21-01-2016 14:30 - Les villes, dernier refuge des victimes de l’esclavage en Mauritanie

Les villes, dernier refuge des victimes de l’esclavage en Mauritanie

DuneVoices - « Personnellement, je n’ai pas été victime d’esclavage. Mais ma famille vivait chez les Beidhanes (communauté Maure) dans la campagne et était à leur service. Moi, j’ai préféré partir en ville pour y vivre. J’ai des enfants de pères différents, puisque mon premier mari m’a répudiée en me laissant les enfants.

J’ai ensuite épousé un autre homme qui est au chômage, ce qui m’a obligée à exercer certains métiers et à me procurer une carriole pour que mon fils aîné travaille dessus et m’aide à gagner notre vie ».


C’est ainsi qu’Ambout résume sa nouvelle vie, maintenant qu’elle s’est établie dans une modeste chaumière dans la banlieue est de la ville d’Aleg, capitale de la province d’El Brakna au centre de la Mauritanie.

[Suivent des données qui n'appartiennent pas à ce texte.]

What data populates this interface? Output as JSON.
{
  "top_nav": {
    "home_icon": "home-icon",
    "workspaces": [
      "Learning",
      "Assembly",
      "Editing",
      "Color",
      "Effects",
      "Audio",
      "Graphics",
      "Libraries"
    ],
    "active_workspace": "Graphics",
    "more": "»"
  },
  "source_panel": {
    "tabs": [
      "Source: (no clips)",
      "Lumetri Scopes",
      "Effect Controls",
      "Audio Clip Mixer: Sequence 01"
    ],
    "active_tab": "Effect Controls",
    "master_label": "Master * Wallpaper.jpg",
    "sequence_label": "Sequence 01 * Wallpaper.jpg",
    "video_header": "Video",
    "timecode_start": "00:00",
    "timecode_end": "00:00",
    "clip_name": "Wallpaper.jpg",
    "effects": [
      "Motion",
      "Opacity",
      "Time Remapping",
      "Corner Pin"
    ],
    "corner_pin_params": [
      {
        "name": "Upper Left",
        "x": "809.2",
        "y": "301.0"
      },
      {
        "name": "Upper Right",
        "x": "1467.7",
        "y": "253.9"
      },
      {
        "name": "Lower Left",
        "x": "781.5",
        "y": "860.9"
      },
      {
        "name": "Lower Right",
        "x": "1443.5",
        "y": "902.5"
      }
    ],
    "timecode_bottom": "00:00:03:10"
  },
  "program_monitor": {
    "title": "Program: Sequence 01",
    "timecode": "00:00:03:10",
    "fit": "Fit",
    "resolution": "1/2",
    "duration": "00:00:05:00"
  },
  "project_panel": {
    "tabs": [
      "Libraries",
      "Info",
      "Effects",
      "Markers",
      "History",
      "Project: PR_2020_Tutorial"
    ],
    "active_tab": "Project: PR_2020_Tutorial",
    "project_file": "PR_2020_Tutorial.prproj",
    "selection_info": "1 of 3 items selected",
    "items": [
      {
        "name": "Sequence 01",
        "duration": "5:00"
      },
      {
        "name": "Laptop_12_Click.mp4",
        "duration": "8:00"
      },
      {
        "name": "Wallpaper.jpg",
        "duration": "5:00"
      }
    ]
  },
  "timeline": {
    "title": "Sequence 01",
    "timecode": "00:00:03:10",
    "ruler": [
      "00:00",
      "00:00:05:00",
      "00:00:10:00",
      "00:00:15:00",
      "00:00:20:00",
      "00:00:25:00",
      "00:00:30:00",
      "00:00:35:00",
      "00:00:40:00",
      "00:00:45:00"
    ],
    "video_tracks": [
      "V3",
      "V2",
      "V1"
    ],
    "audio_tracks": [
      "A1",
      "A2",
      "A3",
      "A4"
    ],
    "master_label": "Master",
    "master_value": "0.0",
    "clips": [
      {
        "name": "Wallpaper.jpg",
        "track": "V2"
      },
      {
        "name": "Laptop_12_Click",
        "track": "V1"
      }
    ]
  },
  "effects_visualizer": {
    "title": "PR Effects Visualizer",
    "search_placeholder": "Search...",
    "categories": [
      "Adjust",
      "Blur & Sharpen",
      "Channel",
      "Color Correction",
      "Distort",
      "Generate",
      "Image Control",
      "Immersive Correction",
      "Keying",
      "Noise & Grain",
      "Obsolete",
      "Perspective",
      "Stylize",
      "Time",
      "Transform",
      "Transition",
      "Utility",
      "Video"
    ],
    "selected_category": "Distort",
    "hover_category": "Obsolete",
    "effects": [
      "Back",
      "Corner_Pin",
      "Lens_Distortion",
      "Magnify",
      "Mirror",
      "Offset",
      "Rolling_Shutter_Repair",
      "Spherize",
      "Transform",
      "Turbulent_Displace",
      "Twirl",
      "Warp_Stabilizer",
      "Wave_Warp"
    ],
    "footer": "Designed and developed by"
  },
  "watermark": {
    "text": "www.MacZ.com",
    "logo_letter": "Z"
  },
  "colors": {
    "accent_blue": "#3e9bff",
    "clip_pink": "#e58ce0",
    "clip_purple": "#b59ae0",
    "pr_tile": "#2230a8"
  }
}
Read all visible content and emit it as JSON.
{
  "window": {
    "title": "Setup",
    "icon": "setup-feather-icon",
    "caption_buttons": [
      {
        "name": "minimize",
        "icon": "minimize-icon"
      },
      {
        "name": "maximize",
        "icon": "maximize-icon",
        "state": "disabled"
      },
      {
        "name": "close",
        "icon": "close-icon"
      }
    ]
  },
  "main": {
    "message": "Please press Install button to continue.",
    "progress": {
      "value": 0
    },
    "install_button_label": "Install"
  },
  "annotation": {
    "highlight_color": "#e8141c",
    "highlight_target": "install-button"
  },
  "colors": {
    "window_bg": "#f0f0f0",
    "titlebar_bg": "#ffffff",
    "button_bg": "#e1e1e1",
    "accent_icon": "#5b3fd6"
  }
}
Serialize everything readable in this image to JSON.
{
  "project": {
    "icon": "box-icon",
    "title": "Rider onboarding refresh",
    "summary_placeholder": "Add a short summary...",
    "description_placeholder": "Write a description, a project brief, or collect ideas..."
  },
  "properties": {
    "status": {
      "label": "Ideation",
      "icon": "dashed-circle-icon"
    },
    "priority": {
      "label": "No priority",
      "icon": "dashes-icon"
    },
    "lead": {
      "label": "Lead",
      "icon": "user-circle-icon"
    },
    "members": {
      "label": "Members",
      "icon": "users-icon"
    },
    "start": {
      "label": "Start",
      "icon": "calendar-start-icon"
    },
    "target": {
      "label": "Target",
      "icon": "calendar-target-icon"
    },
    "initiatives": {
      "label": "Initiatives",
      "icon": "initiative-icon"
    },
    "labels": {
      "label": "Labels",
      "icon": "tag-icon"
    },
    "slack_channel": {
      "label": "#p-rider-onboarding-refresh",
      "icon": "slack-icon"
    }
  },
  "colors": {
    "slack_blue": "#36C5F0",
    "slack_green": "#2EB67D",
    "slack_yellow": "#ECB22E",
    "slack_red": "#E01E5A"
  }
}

Car, après avoir décidé de quitter la campagne où vivent ses anciens maîtres pour s’installer en ville, le but de cette femme a été de trouver une source de revenu qui lui permette à elle et à ses enfants de vivre dignement sans avoir à tendre la main aux autres, même si les revenus en questions ne viennent jusque-là que de la vente de quelques gâteaux et de ce que le fils aîné peut récolter en transportant, à bord de sa carriole, des bagages et des marchandises au marché de la ville.

La situation d’Ambout semble toutefois meilleure que celle de sa voisine « Lakhila Ment Lekhdam », venue il y a quelques années de la région de Boufekrine au nord de la province pour s’installer à son tour dans les banlieues nord d’Aleg. Elle affirme avoir, elle aussi, vécu avec ses maîtres à la campagne avant qu’une vague de froid glacial ne provoque la mort massive du bétail, ce qui l’a poussée à partir vers la capitale de la province.

Lakhila a choisi de travailler comme servante pour le compte de quelques familles relativement aisées. Son travail consiste à préparer pour le dîner le fameux repas local connu sous le nom de « couscous », en échange de sommes d’argent qui lui permettent de subvenir aux besoins de ses enfants que leur père a quittés il y a quelques années, les laissant sans soutien.

Elle est parvenue à se construire une chambre en argile et à dresser une tente juste à côté. Mais des douleurs aiguës à la jambe droite, et pour lesquelles elle n’a pas consulté de médecin, faute d’argent, l’ont obligée à cesser de travailler.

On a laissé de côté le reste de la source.